Yawn Dillinger

Public Enemies
Directed by Michael Mann

For the fifth time since he was shot dead outside Chicago’s Biograph Theatre in 1934, John Dillinger is the subject of a movie. And like its predecessors, Public Enemies doesn’t quite do it.

There are all kinds of wonderful things about Public Enemies, especially the way it transports you into a resolutely unglamorous 1930s America without special effects or stylized settings. It’s long, and at times it’s hard to hear the dialogue (an unfortunate specialty of writer-director Michael Mann), but it always holds your interest, and there’s a spectacular depiction of a famous cocked-up midnight effort to nail Dillinger at a Wisconsin roadhouse. Still, there is a hole at the center of Public Enemies, and that hole is Dillinger himself.

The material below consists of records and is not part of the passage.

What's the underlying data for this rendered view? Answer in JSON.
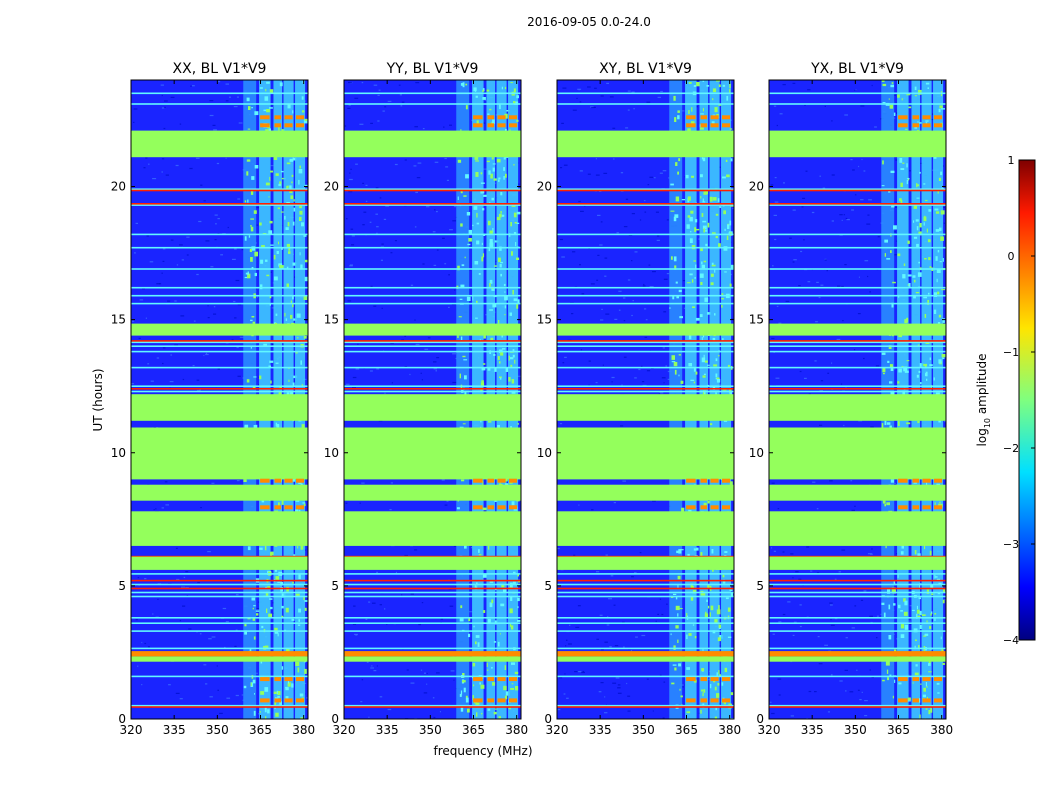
{
  "figure_title": "2016-09-05 0.0-24.0",
  "colors": {
    "blank": "#94ff5c",
    "noise_dark": "#1a24ff",
    "noise_mid": "#3a6cff",
    "speckle": "#62f7ff",
    "hot": "#ff8c00",
    "red_line": "#ff2000"
  },
  "chart_data": {
    "type": "heatmap",
    "shared": {
      "xlabel": "frequency (MHz)",
      "ylabel": "UT (hours)",
      "xlim": [
        320,
        381.5
      ],
      "ylim": [
        0,
        24
      ],
      "xticks": [
        320,
        335,
        350,
        365,
        380
      ],
      "xtick_labels": [
        "320",
        "335",
        "350",
        "365",
        "380"
      ],
      "yticks": [
        0,
        5,
        10,
        15,
        20
      ],
      "ytick_labels": [
        "0",
        "5",
        "10",
        "15",
        "20"
      ],
      "rfi_bands_mhz": [
        [
          359,
          363.5
        ],
        [
          364.5,
          368.5
        ],
        [
          369.5,
          372.5
        ],
        [
          373,
          376.5
        ],
        [
          377,
          380.5
        ]
      ],
      "blank_time_ranges_h": [
        [
          21.1,
          22.1
        ],
        [
          14.4,
          14.85
        ],
        [
          11.2,
          12.2
        ],
        [
          9.0,
          10.95
        ],
        [
          8.2,
          8.8
        ],
        [
          6.5,
          7.8
        ],
        [
          5.6,
          6.1
        ],
        [
          2.15,
          2.35
        ]
      ],
      "rfi_line_times_h": [
        23.5,
        23.1,
        19.9,
        19.3,
        18.2,
        17.7,
        16.9,
        16.2,
        15.9,
        15.6,
        14.15,
        14.0,
        13.8,
        13.2,
        12.5,
        12.3,
        8.7,
        5.45,
        5.05,
        4.75,
        4.6,
        3.8,
        3.6,
        3.3,
        2.65,
        1.6,
        0.5
      ],
      "red_line_times_h": [
        2.45,
        2.5,
        5.2,
        4.9,
        14.5,
        14.2,
        19.85,
        19.35,
        12.4,
        6.1,
        0.45
      ],
      "hot_spot_times_h": [
        22.6,
        22.3,
        8.95,
        7.95,
        1.5,
        0.7
      ]
    },
    "panels": [
      {
        "title": "XX, BL V1*V9",
        "baseline": "V1*V9",
        "polarization": "XX"
      },
      {
        "title": "YY, BL V1*V9",
        "baseline": "V1*V9",
        "polarization": "YY"
      },
      {
        "title": "XY, BL V1*V9",
        "baseline": "V1*V9",
        "polarization": "XY"
      },
      {
        "title": "YX, BL V1*V9",
        "baseline": "V1*V9",
        "polarization": "YX"
      }
    ],
    "colorbar": {
      "label": "log",
      "label_subscript": "10",
      "label_suffix": " amplitude",
      "range": [
        -4,
        1
      ],
      "ticks": [
        1,
        0,
        -1,
        -2,
        -3,
        -4
      ],
      "tick_labels": [
        "1",
        "0",
        "−1",
        "−2",
        "−3",
        "−4"
      ],
      "colormap": "jet"
    }
  }
}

You’d think Dillinger’s story could support any number of movies: After all, this is a man who busted out of prison and went on a yearlong bank-robbery spree that became front-page news. He was even captured before staging a second jailbreak. But aside from a single encounter between Dillinger and the press, when he was supposedly insouciant and charming, he was a cipher. The terrific book by Bryan Burrough upon which the new movie is based makes it clear that Dillinger’s success was primarily attributable to primitive policing and jailhouse protection rather than to any particular brilliance on Dillinger’s part.

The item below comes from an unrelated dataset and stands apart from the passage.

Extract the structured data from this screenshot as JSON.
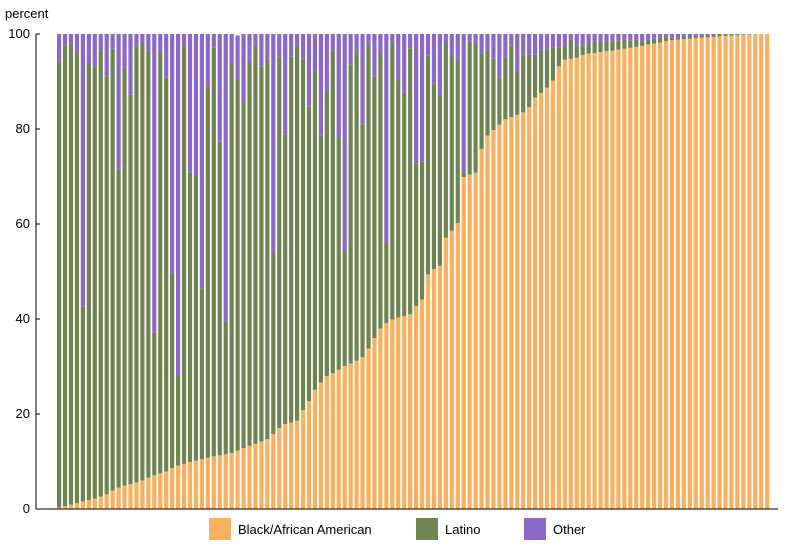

Indeed, Dillinger’s legend has survived primarily because of the stunning story of his death–with federal agents blackmailing the notorious “lady in red,” a hooker of Dillinger’s acquaintance, into telling them where Dillinger would be heading on the night they eventually gunned him down on a busy North Side street. And that, of course, had nothing to do with Dillinger himself.

The narrative blunder of Public Enemies is in focusing on Dillinger when it might have given the lion’s share of attention to Melvin Purvis, the G-Man who finally got him after making a million mistakes along the way. The movie does tell both stories, but it dwells on Dillinger’s, oddly underplayed by the usually great Johnny Depp. Scene after scene depicts his romance with a hat-check girl named Billie Frechette, which never comes off as the torrid affair the screenplay suggests it is. Neither Depp nor Marion Cotillard, who won an Oscar last year for playing Edith Piaf in a movie nobody saw, brings a moment’s conviction to the you’re-my-gal-and-I-get-what-I-want/I-don’t-want-to-see-you-die dialogue we’ve heard before in a thousand crook-and-girlfriend movies.

They actually seem rather indifferent toward each other; there’s no chemistry between Depp and Cotillard. (Maybe he couldn’t get over the fact that, in real life, Cotillard believes the destruction of the Twin Towers was an inside job.)

The treatment of Purvis’s bungles and missteps in the pursuit of Dillinger gives Public Enemies its narrative freshness. Purvis worked for the Bureau of Investigation, the federal office that would blossom into the FBI. (Billy Crudup gives a wonderful little performance as the young J. Edgar Hoover, sounding as though his voice comes straight out of an ancient radio.)

A man of great, even overweening rectitude, Purvis believed in the use of “advanced techniques” to catch his man, but ran a squad that couldn’t manage to keep its eye on the back door of Dillinger’s apartment building, and got most of its information the old-fashioned way–through physical and psychological intimidation. Playing Purvis, the commanding if bizarrely simian Christian Bale captures perfectly the stiff-postured pride of a man entirely sure of himself even though he doesn’t seem to have all that much reason to be so.

Perhaps the reason the Bureau of Investigation story is more interesting than the Dillinger story is that Dillinger was basically a solitary actor. The movie provides him with a few friends and associates to interact with, but they barely register. Great crime movies center on gangs. They show us how thieves act in their dens, and their ultimate subject is not the crimes they commit or the government’s efforts to get them, but rather the inevitability of betrayal. They work hard to raise the sentimental prospect of honor among thieves and then dash it on the shoals of character–the bad character of bad guys.

Public Enemies never gets us into the den of thieves, because Dillinger didn’t have one, except in prison, before he ever attempted a bank robbery. That’s why he’s not a good subject for a movie, even one as accomplished and impressive as Public Enemies. t

John Podhoretz, editor of Commentary, is THE WEEKLY STANDARD‘s movie critic.